Sure there are, as Elvis Presley, Bing Crosby, George Harrison, and Joni Mitchell have all played this instrument. You must have heard these names before, since they’re all legendary musicians.

Among current-day music artists, Taylor Swift, Ed Sheeran, and Bruno Mars have played the uke in their concerts.

Any songs I can listen to that use the ukulele?

The classic song you must listen to is the beloved single “Somewhere Over the Rainbow” by Israel Kamakawiwo’ole. Head on over to YouTube to listen to it.

If you’re a fan of pop music, then you must have listened to “I’m Yours” by Jason Mraz. That song has the uke too.

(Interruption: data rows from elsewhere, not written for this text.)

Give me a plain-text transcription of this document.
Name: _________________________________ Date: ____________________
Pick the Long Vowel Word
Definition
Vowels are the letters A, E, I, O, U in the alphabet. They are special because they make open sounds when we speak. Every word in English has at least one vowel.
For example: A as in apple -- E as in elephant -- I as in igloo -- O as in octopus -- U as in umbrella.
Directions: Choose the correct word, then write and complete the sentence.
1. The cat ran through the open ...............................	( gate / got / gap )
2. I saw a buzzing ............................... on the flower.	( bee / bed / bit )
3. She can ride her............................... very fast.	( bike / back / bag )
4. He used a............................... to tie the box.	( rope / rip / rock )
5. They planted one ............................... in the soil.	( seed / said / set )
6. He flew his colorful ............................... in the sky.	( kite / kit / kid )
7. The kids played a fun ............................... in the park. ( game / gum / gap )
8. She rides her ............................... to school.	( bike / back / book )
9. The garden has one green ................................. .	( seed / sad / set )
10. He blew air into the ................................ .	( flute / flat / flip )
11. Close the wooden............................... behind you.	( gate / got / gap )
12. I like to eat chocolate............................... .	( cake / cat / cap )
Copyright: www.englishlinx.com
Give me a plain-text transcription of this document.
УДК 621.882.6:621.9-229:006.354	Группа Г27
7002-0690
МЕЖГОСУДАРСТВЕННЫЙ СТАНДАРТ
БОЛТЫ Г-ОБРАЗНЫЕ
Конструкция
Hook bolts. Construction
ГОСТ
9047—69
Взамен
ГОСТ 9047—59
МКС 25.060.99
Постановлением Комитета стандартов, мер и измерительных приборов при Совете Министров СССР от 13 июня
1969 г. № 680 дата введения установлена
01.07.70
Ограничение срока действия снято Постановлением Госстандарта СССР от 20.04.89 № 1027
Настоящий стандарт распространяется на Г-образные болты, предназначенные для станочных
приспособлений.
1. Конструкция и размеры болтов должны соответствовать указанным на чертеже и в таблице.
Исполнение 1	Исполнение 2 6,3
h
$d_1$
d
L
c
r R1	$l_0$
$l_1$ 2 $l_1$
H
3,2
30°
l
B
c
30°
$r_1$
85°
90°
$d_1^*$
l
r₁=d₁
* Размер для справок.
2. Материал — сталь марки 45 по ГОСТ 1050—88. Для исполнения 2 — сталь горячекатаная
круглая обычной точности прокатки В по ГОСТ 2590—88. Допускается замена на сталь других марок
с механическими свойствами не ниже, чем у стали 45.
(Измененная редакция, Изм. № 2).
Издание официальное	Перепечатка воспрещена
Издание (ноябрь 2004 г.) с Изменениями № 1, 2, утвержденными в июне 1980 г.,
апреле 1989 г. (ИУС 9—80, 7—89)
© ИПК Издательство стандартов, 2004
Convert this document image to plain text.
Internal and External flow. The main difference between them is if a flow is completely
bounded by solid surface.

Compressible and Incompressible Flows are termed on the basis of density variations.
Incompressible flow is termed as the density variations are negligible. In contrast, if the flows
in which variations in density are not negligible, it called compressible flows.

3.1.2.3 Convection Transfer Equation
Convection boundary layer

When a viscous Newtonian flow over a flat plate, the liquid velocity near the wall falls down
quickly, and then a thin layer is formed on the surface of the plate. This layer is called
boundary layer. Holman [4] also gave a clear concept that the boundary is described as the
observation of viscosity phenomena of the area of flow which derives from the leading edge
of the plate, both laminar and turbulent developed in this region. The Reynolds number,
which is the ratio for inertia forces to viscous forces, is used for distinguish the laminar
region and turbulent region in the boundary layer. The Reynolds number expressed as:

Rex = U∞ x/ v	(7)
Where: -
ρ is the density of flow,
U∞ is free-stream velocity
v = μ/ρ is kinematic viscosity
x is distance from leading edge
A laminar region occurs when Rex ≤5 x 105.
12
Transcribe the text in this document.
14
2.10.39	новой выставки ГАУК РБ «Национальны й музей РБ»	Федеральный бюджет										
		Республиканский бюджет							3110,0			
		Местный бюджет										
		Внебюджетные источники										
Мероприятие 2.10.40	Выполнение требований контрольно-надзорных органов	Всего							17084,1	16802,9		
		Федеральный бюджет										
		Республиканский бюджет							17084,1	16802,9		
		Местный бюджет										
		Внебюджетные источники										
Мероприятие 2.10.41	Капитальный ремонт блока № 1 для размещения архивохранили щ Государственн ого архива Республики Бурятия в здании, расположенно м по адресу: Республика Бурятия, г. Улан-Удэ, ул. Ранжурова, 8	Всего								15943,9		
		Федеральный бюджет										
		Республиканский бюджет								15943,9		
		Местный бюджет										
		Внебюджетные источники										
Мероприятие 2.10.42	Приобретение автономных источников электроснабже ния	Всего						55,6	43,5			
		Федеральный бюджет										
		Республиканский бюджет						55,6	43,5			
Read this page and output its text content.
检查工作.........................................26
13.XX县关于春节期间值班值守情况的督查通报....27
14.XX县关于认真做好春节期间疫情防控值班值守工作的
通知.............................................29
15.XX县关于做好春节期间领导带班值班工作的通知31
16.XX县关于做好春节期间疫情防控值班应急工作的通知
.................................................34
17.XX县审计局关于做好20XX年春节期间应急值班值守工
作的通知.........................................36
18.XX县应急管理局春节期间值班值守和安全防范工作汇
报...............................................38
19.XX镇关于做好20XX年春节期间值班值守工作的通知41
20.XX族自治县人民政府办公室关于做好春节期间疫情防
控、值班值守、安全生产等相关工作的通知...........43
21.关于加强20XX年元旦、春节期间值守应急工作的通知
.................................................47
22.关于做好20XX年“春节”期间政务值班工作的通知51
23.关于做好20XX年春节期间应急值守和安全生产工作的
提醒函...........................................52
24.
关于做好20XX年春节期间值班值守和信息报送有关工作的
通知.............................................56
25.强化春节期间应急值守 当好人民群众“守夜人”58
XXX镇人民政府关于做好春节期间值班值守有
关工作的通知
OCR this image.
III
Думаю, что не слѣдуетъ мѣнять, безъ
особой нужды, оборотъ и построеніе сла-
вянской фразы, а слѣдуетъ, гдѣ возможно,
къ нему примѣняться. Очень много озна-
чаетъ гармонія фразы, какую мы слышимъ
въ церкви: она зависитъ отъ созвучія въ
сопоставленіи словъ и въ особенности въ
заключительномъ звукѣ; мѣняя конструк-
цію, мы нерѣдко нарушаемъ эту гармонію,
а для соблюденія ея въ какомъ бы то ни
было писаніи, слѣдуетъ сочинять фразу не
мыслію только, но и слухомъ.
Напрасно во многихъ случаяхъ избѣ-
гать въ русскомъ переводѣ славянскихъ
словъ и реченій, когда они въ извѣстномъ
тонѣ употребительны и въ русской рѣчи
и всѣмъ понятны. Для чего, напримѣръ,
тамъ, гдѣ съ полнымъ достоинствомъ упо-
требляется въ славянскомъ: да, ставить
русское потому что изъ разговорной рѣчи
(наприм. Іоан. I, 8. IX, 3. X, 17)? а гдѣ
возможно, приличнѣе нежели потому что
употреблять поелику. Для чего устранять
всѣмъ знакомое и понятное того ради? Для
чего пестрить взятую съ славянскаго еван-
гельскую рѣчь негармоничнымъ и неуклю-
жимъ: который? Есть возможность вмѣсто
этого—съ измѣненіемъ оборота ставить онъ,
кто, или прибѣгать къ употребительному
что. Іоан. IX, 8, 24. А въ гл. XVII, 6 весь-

If you’re a fan of alternative rock, then you know Eddie Vedder who’s the vocalist for Pearl Jam. He has a song called “Longing to Belong”, which features the ukulele.

Final Verdict

Each one here is a splendid choice and may be the best pineapple ukulele for you. But if you ask us and you’re a newbie, we think you should go with the Sawtooth ST-UKE-MPS-KIT-2.

You even get a chord chart, a case, and a tripod stand. This is a complete package, so for newbies you’re saved the trouble of getting them separately.

But the real price here is the uke itself. It’s just that good, probably because it uses real mahogany.

Try this, and even as you get better at playing the ukulele, you’ll still want to keep this. Even if you’re a serious musician, this works for practice and for travel, and for teaching your kids to love the ukulele.